The origins of ‘tax sustainability’
The relationship between ESG and tax, once thought circumstantial, has become more important in the past few years. Several factors have contributed to this shift; among which, the reputational aspect of the tax function and increasing visibility due to social media have been crucial. In this new approach to taxes, the taxation of a large company has gone from a secretive and complex matter to a more public and exposed one – but equally complex – subject to constant scrutiny.
The trend identified above has had an impact worldwide. One of the demonstrations of its influence can be evidenced by observing that several of the standards for non-financial reporting relating to ESG have started to include – some more boldly than others – a reference to taxes. These non-financial reporting standards have featured aspects such as the total tax contribution of multinationals, the publication of tax strategies, and the role of corporate governing bodies in overseeing tax decisions. In this sense, for example, Global Reporting Initiative standard 207 has, since 2020, included key reporting aspects relating to tax.
Chile has been observing these developments closely, and, accordingly, a new concept of tax sustainability was included in the tax bill that became Law 21.713, enacted in November 2024.
Even before the legal modification was approved by Congress, the Chilean Internal Revenue Service (IRS) had shown interest in understanding where large companies stood in terms of the relationship between ESG and tax. Indeed, in May 2024, the tax authorities invited several large companies to voluntarily complete a “questionnaire on social tax responsibility”. It can be said that the companies were hesitant to respond, as it was extensive and provided no prior notice, and few groups replied. It was not surprising that the IRS decided to make some of the questions mandatory, by including them in a compulsory sworn statement (Form 1913).
In these questionnaires, the IRS enquired as to:
The non-financial reporting standards that companies were adopting in relation to tax;
The corporate governance regarding taxation;
The existence of a tax control framework; and
Whether the total tax contribution of the company had been determined, and, if so, if it was published.
Finally, as published in October 2024, the new concept of tax sustainability was included as a new definition within the Chilean Tax Code.
The new provision
The provision comprises three core concepts:
The definition itself;
The possibility for taxpayers to secure a certification issued by an authorised independent certification entity; and
The possibility to sign a cooperation agreement with the IRS to promote tax sustainability.
The provision also states that there will be a public registry of companies that comply with the concept of tax sustainability.
With regard to the definition, the legal provision only focuses on mutual cooperation between the IRS and the taxpayer, moving towards transparency. It leaves ample room for interpretation as to what this means.
One of the key aspects that seems to be missing, or is not sufficiently clear, is effective incentives that would drive enterprises to move forward with respect to tax sustainability.

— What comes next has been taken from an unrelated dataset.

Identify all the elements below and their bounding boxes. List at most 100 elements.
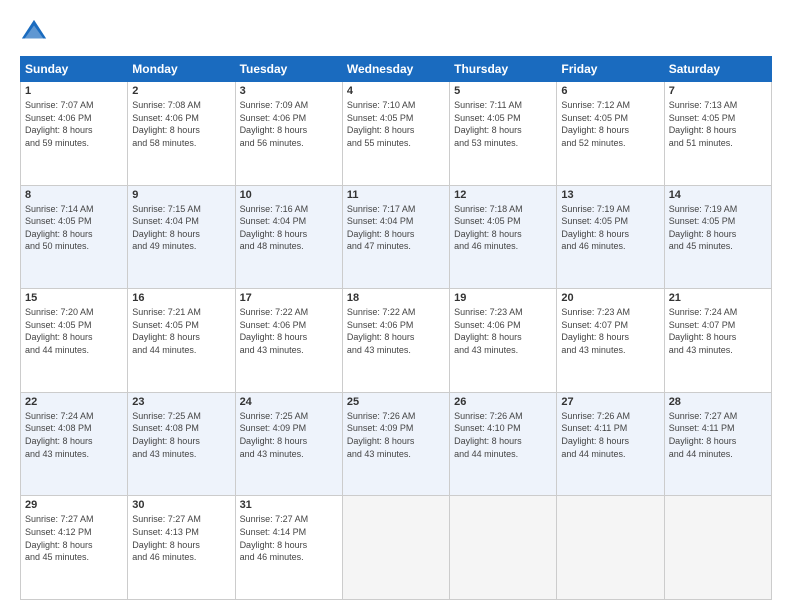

The path towards tax sustainability in Chile
Although the IRS has already issued a very general circular letter addressing its overall view of what is included within the tax sustainability legal concept, the most relevant pieces of administrative interpretation are still being drafted. The IRS is expected to issue two resolutions regarding cooperation agreements and the tax sustainability certification to be made by independent third parties.
The IRS has called upon private sector experts and representatives of large enterprises to gather input as to how it should address tax sustainability, and what actions to promote the concept should be included within the certification process. It is expected that the IRS will impose a requirement for taxpayers to disclose their tax governance bodies and their tax strategies, and that they will need to have a tax control framework.

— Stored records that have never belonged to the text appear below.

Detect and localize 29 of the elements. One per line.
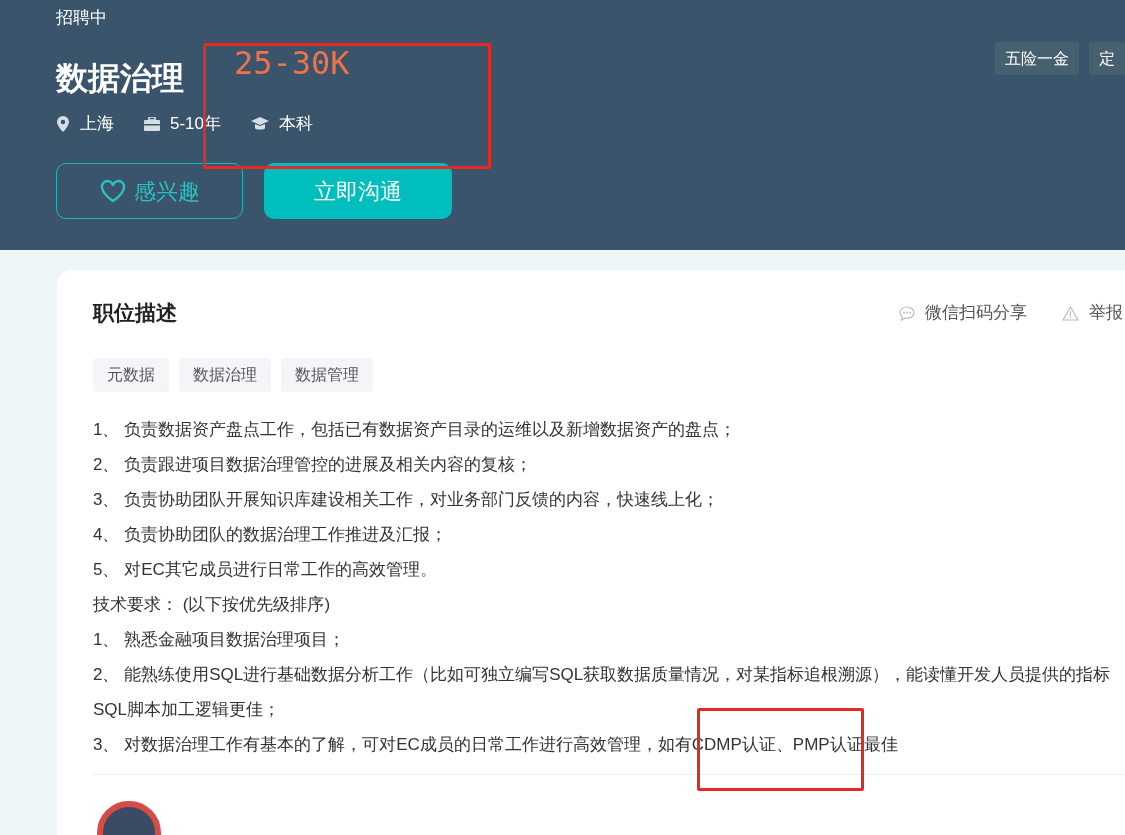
salary: 25-30K: [234, 46, 350, 80]
benefit-tag: 五险一金: [995, 42, 1079, 75]
job-meta: 5-10年: [170, 113, 222, 136]
description-line: 技术要求： (以下按优先级排序): [93, 594, 332, 616]
chat-bubble-icon: [899, 305, 915, 321]
job-meta: 本科: [279, 113, 314, 136]
interest-button[interactable]: 感兴趣: [56, 163, 243, 219]
warning-icon: [1062, 305, 1079, 321]
description-line: 4、 负责协助团队的数据治理工作推进及汇报；: [93, 524, 449, 546]
action-link[interactable]: 举报: [1089, 300, 1123, 326]
briefcase-icon: [144, 117, 160, 131]
skill-tag: 数据管理: [281, 358, 373, 392]
graduation-cap-icon: [251, 117, 270, 131]
action-link[interactable]: 微信扫码分享: [925, 300, 1027, 326]
skill-tag: 元数据: [93, 358, 169, 392]
benefit-tag: 定: [1089, 42, 1125, 75]
location-pin-icon: [56, 116, 70, 132]
description-line: 1、 负责数据资产盘点工作，包括已有数据资产目录的运维以及新增数据资产的盘点；: [93, 419, 738, 441]
job-title: 数据治理: [56, 59, 184, 98]
job-status: 招聘中: [56, 7, 107, 29]
skill-tag: 数据治理: [179, 358, 271, 392]
section-title: 职位描述: [93, 300, 177, 327]
heart-icon: [99, 179, 126, 203]
description-line: 1、 熟悉金融项目数据治理项目；: [93, 629, 347, 651]
description-line: 5、 对EC其它成员进行日常工作的高效管理。: [93, 559, 438, 581]
job-meta: 上海: [80, 113, 114, 136]
description-line: 3、 负责协助团队开展知识库建设相关工作，对业务部门反馈的内容，快速线上化；: [93, 489, 721, 511]
description-line: 2、 负责跟进项目数据治理管控的进展及相关内容的复核；: [93, 454, 534, 476]
description-line: 2、 能熟练使用SQL进行基础数据分析工作（比如可独立编写SQL获取数据质量情况，对某指标追根溯源），能读懂开发人员提供的指标SQL脚本加工逻辑更佳；: [93, 664, 1112, 721]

These regulations will be issued in the next couple of months, and Chilean companies – at least, large enterprises – need to (i) address the question as to whether to implement tax sustainability actions and (ii) be prepared, getting certified or signing a collaboration agreement with the IRS. It is likely that most publicly exposed companies that are used to ESG reporting will take these questions to their boards to make an informed decision.
In any case, a relevant initial approach would be to perform a gap analysis and determine the company’s current standing regarding tax within its ESG reporting, and review its total tax contribution, while an eye should also be kept on IRS developments on this matter.